The new data from the ONS was keenly awaited, after inflation had proved to be stubbornly high in recent months.
The far bigger-than-forecast fall in June suggests that the Bank of England’s flurry of interest rate hikes may finally be working to rein in inflation.
The Bank’s last rise saw rates increase by a shock half a percentage point to 5% in June and there were worries that policymakers would vote for another half a point increase next month if CPI did not fall as much as expected.
– What does it mean for interest rates?
Financial markets immediately cut their bets on the peak in interest rates to between 5.75% and 6% by the end of the year after the figures, having previously forecast 6.25% by next March.
The Bank is still expected to raise interest rates at its next meeting on August 3 as inflation remains nearly four times its 2% goal.

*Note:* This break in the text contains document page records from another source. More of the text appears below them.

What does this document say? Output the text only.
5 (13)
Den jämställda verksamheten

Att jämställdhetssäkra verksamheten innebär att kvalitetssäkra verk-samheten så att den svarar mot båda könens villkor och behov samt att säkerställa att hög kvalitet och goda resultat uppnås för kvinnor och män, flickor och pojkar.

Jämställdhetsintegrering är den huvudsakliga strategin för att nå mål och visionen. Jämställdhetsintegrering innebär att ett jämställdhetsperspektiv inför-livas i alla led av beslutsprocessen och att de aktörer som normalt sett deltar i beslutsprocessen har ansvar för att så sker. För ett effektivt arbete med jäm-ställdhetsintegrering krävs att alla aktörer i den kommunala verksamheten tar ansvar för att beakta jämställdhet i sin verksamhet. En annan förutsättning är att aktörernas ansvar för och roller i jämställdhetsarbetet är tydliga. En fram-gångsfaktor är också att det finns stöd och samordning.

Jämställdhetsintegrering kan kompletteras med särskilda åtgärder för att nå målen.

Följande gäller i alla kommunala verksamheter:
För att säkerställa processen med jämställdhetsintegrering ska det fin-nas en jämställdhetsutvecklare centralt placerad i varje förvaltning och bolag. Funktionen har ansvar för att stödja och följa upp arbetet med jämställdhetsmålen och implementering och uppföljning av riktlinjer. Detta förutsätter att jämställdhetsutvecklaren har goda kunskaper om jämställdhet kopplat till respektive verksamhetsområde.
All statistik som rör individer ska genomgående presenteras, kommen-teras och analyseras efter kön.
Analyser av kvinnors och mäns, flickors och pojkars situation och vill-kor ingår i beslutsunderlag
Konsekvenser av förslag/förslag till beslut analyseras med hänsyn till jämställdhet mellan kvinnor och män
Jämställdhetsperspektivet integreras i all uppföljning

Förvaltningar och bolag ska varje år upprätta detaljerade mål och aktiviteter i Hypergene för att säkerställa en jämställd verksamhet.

But economists said the data may see the Bank opt for a smaller 0.25 percentage point increase next month, rather than another back-to-back bumper 0.5 percentage point hike, although it is seen by some experts as a “close call”.
– How will this affect my mortgage?
It gives a glimmer of hope for under-pressure mortgage borrowers, who have seen rates on fixed deals soar to 15-year highs in recent months.
According to Moneyfactscompare.co.uk, the average two-year fixed-rate homeowner mortgage rate on the market is 6.81%, up from 6.78% on Tuesday.
If rates are now seen peaking at below 6%, then mortgage lenders may start to reduce pricing.
– Do the latest figures mean the cost-of-living crisis is over?
Unfortunately not yet. Food price inflation is still painfully high, at 17.3% in June, down from 18.7% in May.
While some commodity prices have dropped, there are still big rises being seen across many products and ingredients, while fertiliser costs have also soared, which is being passed down by farmers to retailers.
Energy prices are coming down sharply, with the price cap this month being set at £2,074 a year – £426 less than the previous Energy Price Guarantee.
But there is uncertainty over future gas prices, particularly if Europe suffers a very cold winter.
– What do the latest figures mean for the Government’s pledge to halve inflation?
Prime Minister Rishi Sunak has made halving CPI inflation to around 5.3% by the end of 2023 one of his five key priorities.
The latest data brings the rate closer to the goal and inflation is expected to continue falling sharply over the remainder of 2023 as last year’s steep energy and fuel prices fall out of the comparison.
Chancellor Jeremy Hunt said he would stick to the plan to halve CPI, but admitted there is still a “long way to go”.